Geometry theorem relating the line segments created by intersecting chords in a circle

$|AS|\cdot|SC|=|BS|\cdot|SD|$

In Euclidean geometry, the intersecting chords theorem, or just the chord theorem, is a statement that describes a relation of the four line segments created by two intersecting chords within a circle.
It states that the products of the lengths of the line segments on each chord are equal.
It is Proposition 35 of Book 3 of Euclid's Elements.

For example, for two chords AC and BD intersecting at point S, the following equation holds:
$$|AS|\cdot|SC|=|BS|\cdot|SD|$$

== Proof ==

The theorem can be proven by triangle similarity and the inscribed angle theorem.

$\triangle ASD \sim \triangle BSC$

By the inscribed angle theorem, $\angle BCA=\angle ADB$ and $\angle DAC=\angle CBD$, as each pair intercepts a common chord. Opposite angles at the point $S$ are also congruent, $\angle ASD=\angle BSC$. Therefore $\triangle ASD$ and $\triangle BSC$ are similar triangles, with congruent corresponding angles.

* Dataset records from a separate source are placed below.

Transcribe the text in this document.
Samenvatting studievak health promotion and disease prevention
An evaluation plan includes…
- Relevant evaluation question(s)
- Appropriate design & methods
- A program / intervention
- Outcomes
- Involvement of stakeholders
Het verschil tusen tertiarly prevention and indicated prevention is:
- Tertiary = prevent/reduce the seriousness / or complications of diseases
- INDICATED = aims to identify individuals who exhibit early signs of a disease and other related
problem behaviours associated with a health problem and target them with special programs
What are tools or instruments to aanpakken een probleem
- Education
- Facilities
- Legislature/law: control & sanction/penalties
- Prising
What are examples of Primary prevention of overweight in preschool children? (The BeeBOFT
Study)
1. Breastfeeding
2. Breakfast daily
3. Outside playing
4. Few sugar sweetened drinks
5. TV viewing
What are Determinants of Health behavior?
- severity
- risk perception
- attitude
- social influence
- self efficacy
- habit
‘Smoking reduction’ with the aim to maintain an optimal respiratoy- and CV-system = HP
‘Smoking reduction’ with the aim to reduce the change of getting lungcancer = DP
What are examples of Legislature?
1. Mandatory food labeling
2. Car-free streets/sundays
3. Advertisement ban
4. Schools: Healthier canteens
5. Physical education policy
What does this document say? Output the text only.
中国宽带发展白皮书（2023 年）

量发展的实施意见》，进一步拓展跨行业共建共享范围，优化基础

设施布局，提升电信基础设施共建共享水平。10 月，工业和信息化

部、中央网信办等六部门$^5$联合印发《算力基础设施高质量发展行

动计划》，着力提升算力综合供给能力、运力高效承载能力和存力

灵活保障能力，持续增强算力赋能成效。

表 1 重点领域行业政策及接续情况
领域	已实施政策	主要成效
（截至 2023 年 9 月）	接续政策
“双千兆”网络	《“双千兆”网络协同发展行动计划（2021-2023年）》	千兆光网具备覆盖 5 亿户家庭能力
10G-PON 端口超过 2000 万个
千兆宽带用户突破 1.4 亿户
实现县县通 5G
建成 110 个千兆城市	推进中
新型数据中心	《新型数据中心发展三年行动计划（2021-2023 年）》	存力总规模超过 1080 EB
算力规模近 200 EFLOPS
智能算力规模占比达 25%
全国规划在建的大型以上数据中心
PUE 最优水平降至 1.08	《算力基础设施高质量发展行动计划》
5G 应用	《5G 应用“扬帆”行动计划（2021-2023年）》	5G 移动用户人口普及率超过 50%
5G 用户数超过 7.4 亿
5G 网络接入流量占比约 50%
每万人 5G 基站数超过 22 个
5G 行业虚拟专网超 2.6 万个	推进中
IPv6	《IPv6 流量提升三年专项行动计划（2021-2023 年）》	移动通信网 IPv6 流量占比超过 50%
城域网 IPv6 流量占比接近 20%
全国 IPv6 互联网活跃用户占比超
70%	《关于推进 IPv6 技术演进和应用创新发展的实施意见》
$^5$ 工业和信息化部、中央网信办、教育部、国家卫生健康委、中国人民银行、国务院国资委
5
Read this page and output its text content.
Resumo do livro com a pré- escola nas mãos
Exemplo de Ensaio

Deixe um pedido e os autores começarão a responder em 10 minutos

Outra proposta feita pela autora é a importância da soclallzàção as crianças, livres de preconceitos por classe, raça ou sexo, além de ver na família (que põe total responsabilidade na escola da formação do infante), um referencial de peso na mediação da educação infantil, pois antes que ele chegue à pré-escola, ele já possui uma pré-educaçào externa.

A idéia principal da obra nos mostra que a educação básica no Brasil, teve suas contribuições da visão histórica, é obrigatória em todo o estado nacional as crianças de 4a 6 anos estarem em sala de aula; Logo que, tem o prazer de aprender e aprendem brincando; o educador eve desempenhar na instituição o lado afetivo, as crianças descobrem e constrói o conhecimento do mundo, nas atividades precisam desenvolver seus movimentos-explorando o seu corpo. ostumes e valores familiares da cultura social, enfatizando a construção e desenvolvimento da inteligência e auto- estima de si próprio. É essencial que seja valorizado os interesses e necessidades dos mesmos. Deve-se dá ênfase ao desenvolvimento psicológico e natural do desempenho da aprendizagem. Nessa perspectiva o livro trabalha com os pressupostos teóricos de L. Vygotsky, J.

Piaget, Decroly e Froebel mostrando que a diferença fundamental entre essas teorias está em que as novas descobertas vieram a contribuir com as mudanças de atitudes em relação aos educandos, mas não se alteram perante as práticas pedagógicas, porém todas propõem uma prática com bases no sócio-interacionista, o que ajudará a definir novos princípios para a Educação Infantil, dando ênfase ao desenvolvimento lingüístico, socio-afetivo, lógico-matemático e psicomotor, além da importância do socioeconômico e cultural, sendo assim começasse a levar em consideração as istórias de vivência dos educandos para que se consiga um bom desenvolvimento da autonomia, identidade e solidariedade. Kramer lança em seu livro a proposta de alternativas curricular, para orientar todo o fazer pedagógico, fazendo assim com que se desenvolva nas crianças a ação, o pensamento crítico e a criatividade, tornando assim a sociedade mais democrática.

The sides of one triangle are uniformly proportional to the corresponding sides of any similar triangle, so
$$\frac{|AS|}{|BS|}=\frac{|SD|}{|SC|},$$
or, equivalently,
$$|AS|\cdot|SC|=|BS|\cdot|SD|.$$

== Related concepts ==

The converse is true as well. That is: If for two line segments A̅C̅ and B̅D̅ intersecting in S the equation above holds true, then their four endpoints A, B, C, D lie on a common circle. Or in other words, if the diagonals of a quadrilateral ABCD intersect in S and fulfill the equation above, then it is a cyclic quadrilateral.

$$\begin{align}
& |AS|\cdot|SC| = |BS|\cdot|SD| \\
={}& (r+d)\cdot(r-d) = r^2-d^2
\end{align}$$

By applying the chord theorem to a third chord (a diameter) going through the circle's center M and point S, the following relationships can be made:
$$|AS|\cdot|SC| = |BS|\cdot|SD| = r^2-d^2,$$
where r is the radius of the circle and d is the distance between the circle's center M and point S.

Next to the tangent-secant theorem and the intersecting secants theorem, the intersecting chords theorem represents one of the three basic cases of a more general theorem about two intersecting lines and a circle: the power of a point theorem. The distance d from the circle's center M to the intersection point S is the absolute value of the power of S with respect to the circle.